Substrate Properties and Fertilizer Rates on Yield Responses of Lettuce in a Vertical Growth System

Abstract

The increased demand for food and the challenge for space for agriculture production in urban centers have made the vertical growth system an interesting trend. Agriculture is no longer only the horizontal, traditional, and soil grown method. Urban agriculture has created ways for inner city growers to be able to farm in a restricted space. Vertical farming is the practice of growing crops, especially leafy vegetables such as lettuce, in vertically stacked layers, as this results in significantly higher plant population per unit area. Two research trials were conducted in the fall of 2018 and the spring of 2019 to determine the effect of substrate properties and fertilizers on lettuce yield to optimize the urban production of lettuce. Three substrates (P3 + CF7 = Perlite 30%: Coco fiber 70%, PB7 + C3 = Pine Bark 70%: Compost 30%, and PB9 + C1 = Pine Bark 90%: Compost 10%) along with full and half rates of a fertilizer blend (VertiGro Organics fermented molasses, Ohrstrom’s Maxicrop liquid seaweed, and organic mineral blend) were evaluated on fresh and dried weight yield of lettuce.
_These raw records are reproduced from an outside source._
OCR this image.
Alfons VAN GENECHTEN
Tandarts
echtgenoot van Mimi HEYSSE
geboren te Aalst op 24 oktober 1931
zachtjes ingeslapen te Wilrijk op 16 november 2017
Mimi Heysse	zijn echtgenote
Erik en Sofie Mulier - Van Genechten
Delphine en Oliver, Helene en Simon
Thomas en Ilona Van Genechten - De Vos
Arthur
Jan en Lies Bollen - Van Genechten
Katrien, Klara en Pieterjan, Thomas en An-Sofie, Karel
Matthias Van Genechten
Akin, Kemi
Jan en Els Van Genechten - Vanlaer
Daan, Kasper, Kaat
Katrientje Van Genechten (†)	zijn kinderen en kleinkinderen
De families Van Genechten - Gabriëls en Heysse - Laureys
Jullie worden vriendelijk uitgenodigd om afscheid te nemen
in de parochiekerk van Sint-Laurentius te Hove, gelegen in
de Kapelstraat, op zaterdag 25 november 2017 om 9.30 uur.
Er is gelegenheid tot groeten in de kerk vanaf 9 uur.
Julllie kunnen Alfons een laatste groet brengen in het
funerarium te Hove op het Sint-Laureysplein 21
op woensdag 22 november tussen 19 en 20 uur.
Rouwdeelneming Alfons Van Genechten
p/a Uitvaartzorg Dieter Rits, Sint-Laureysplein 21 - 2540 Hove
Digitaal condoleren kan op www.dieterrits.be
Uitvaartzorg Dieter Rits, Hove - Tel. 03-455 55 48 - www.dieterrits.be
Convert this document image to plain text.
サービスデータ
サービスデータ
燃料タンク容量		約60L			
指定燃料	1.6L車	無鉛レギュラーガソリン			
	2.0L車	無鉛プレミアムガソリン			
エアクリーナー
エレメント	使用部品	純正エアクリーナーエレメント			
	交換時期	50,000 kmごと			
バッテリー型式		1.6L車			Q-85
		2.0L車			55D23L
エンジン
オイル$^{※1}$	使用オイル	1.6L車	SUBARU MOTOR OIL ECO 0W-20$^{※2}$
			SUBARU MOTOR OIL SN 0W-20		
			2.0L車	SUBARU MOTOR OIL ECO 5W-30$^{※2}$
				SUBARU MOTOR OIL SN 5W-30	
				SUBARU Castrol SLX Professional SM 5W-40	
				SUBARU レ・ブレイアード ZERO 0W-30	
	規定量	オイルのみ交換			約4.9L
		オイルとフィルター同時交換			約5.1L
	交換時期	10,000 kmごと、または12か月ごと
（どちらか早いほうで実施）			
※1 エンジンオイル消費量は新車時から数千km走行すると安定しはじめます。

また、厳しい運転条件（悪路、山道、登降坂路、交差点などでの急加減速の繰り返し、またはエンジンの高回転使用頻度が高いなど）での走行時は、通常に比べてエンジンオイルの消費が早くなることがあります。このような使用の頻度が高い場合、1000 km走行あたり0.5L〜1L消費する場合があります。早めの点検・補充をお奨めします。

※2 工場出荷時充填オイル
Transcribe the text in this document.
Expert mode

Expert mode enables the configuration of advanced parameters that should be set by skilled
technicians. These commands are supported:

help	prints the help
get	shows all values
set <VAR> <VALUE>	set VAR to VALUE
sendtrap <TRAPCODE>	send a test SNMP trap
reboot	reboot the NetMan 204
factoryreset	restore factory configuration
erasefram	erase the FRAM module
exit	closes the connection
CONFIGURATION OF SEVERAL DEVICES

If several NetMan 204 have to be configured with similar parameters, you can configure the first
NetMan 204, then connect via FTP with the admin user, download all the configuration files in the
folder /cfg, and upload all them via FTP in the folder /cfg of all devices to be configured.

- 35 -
Substrate physical properties (air space, water holding capacity, total porosity, and bulk density) and substrate volumetric water content were also determined. ‘Nevada’ and ‘Optima’ lettuce varieties showed similar yield responses (fresh and dried weight) to substrate and fertilizer rates in both trials. In the fall 2018 trial, the highest fresh weight was observed in substrate PB7 + C3 with half fertilizer rate, with a mean plant weight of 41.13 g and 49.75 g for ‘Optima’ and ‘Nevada’, respectively. The least mean fresh weight was observed in half fertilizer rate of substrate P3 + CF7. For the spring 2019 trial, PB7 + C3 in half fertilizer strength gave the highest fresh weight for ‘Optima’ and ‘Nevada’ (45.64 g and 41.13 g, respectively). These values were statistically comparable to all other treatments except for substrate P3 + CF7 in full and half fertilizer which gave the least mean fresh weight. Volumetric water content in substrates P3 + CF7 recorded the highest average, while PB7 + C3 gave the least. Higher water holding capacity, total porosity, and lower airspace were observed in substrate P3 + CF7. Higher airspace was observed in PB9 + C1 but was comparable to PB7 + C3. PB7 + C3 gave the highest bulk density in both trials.